When I say it's really simple, what I mean by that is that it's very easy for me to dispense advice.  Adhering to it could prove challenging!  But here are a few basic lessons to contemplate as you embark upon your teaching career at Norris:


  • Gratitude is the right attitude.  We are privileged to be in education and to have the opportunity to work with young people.  It is a wonderfully inspiring life to be an educator.  Be thankful you get to live this challenging and rewarding adventure!  We all have moments where the gratitude slips and the cynicism spikes, but let's not let those fleeting moments define us. 
  • The compassionate response is usually the correct one.  Students will frustrate you.  Their behaviors will perplex and annoy you.  And some of them, well, you'll find their limit-testing behaviors downright annoying.  The punitive reaction, though, will seldom bring about the results you really want.  If you're really about promoting positive relationships and building a collaborative learning environment, you'll ask yourself first, "What can I do differently to bring this kid around?" before you resort to punting students out of class, office referrals, or hollow verbal admonitions that just turn students away or against you.  Yes, the discipline code and all the rules and regs have their place.  But students conduct themselves admirably mostly due to a classroom climate and school culture of mutual respect and caring - not because the language in the student handbook is ironclad.
  • Don't say "We can't," "I won't," or "That'll never happen" (or any variant thereof) when students initiate  ideas with you related to their learning.  It is not your job to place obstacles in front of students which deter their innate curiosity or convince them that adults don't listen, don't care, or don't value them as people.  Find a way.
  • Don't allow your instruction to be characterized by a pale, bland uniformity in the name of "consistency." Yes, you have a curriculum - you have essential questions and major objectives and you must dutifully promote student attainment of mastery related to these.  There are many paths and myriad road maps to proficiency. Is your classroom going to be a pale monolith of grayish monotony or a multi-colored monument to the innate creativity and intellectual curiosity of your students?
  • When students initiate ideas with you related to their learning, and your impulse is to say, "That doesn't fit with my lesson plan," your immediate response overriding that impulse should be, "Let's think that over."  When it comes to differentiating instruction, you'd better get there - and fast, if you want to keep students engaged and really foster high levels of achievement.

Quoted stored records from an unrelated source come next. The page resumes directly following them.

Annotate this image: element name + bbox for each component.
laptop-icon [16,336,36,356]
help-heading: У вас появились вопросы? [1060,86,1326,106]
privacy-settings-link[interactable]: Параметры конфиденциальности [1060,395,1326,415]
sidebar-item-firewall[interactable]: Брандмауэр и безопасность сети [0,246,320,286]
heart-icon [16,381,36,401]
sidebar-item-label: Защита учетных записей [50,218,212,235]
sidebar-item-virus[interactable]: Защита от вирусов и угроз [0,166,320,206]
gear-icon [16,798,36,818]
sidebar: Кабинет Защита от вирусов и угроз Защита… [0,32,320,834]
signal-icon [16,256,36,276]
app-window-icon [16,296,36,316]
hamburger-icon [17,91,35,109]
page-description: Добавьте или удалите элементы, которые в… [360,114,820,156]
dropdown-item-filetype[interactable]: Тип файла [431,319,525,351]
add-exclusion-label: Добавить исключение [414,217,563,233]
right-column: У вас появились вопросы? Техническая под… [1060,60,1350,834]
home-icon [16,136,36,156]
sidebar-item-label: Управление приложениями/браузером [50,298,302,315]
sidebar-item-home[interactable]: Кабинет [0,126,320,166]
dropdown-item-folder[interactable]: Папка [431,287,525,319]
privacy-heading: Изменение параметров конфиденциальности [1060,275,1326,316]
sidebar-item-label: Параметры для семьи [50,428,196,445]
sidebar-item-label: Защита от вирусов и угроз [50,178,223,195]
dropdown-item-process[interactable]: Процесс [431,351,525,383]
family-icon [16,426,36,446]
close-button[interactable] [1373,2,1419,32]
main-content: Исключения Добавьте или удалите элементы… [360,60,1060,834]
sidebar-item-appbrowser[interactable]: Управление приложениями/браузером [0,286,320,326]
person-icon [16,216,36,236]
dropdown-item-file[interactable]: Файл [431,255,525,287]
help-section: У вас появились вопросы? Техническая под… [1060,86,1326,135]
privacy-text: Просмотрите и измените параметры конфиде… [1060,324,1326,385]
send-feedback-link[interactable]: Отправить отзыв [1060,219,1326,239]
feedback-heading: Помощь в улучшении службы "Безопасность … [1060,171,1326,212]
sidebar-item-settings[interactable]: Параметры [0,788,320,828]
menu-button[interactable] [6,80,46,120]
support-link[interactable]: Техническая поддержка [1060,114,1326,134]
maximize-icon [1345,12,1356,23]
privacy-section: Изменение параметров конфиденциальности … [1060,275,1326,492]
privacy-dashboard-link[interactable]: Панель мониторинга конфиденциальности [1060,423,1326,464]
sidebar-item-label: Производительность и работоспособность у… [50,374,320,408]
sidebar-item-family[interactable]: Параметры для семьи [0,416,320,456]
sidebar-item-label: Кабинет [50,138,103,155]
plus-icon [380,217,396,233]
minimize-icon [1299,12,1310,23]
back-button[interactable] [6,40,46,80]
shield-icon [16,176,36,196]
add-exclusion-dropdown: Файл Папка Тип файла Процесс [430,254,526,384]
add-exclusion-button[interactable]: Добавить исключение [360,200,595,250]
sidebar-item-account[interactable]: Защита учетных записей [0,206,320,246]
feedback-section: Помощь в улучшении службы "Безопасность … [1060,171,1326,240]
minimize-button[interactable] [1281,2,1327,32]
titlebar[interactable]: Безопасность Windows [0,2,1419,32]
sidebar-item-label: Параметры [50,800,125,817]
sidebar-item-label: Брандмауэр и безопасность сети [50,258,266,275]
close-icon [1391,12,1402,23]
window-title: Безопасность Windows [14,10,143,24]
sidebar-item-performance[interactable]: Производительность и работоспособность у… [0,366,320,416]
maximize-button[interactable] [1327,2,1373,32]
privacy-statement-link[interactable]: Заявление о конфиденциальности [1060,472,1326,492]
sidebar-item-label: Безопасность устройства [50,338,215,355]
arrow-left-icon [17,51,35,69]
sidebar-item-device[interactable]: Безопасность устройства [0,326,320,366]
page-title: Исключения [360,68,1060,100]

  • "Let's work together, c'mon, c'mon, let's work together."  Remember that old song by Canned Heat? You probably don't.  They played at Woodstock.  The '69 version.  Nevertheless, the song I'm referencing emphasizes the partnership you need to establish with parents.  Reach out. Too many young teachers are anxious and insecure about interacting with parents.  Get over it.  Make the calls.  Build the relationships.  Connect.  Share.  Ask for input, and don't be afraid to share your expertise.  They're counting on it.
  • Build an expansive Professional Learning Network and use it.  It's never been easier to do so and that means it's never been more unforgivable to live a life of painfully myopic isolation as a teacher.  You shouldn't just be reaching across the hallway and down the next wing. You should be reaching across states and nations and around the world to connect with other educators, share your insights, and steal their best ideas to bring them home here.  Blog.  Tweet.  Reach out and greet and meet other educators.  Use professional affiliations from PDK to ASCD, but don't for a second limit yourself to the institutionalized 
  • Have fun.  At Norris, we don't check our own spirit of intellectual curiosity at the door.  A sense of wonderment is appropriate! Go ahead and revel in the awesomeness of the ability of individual learners and classrooms to inspire and amaze you.  Share that with your colleagues.  You are hereby ordered to inspire others and be inspired by them.  
  • Have a great year.  See you in your classrooms and out in the halls, and I look forward to connecting with you out in cyberspace.  I post on this blog, my webpage is on the district site, and I tweet @jskretta.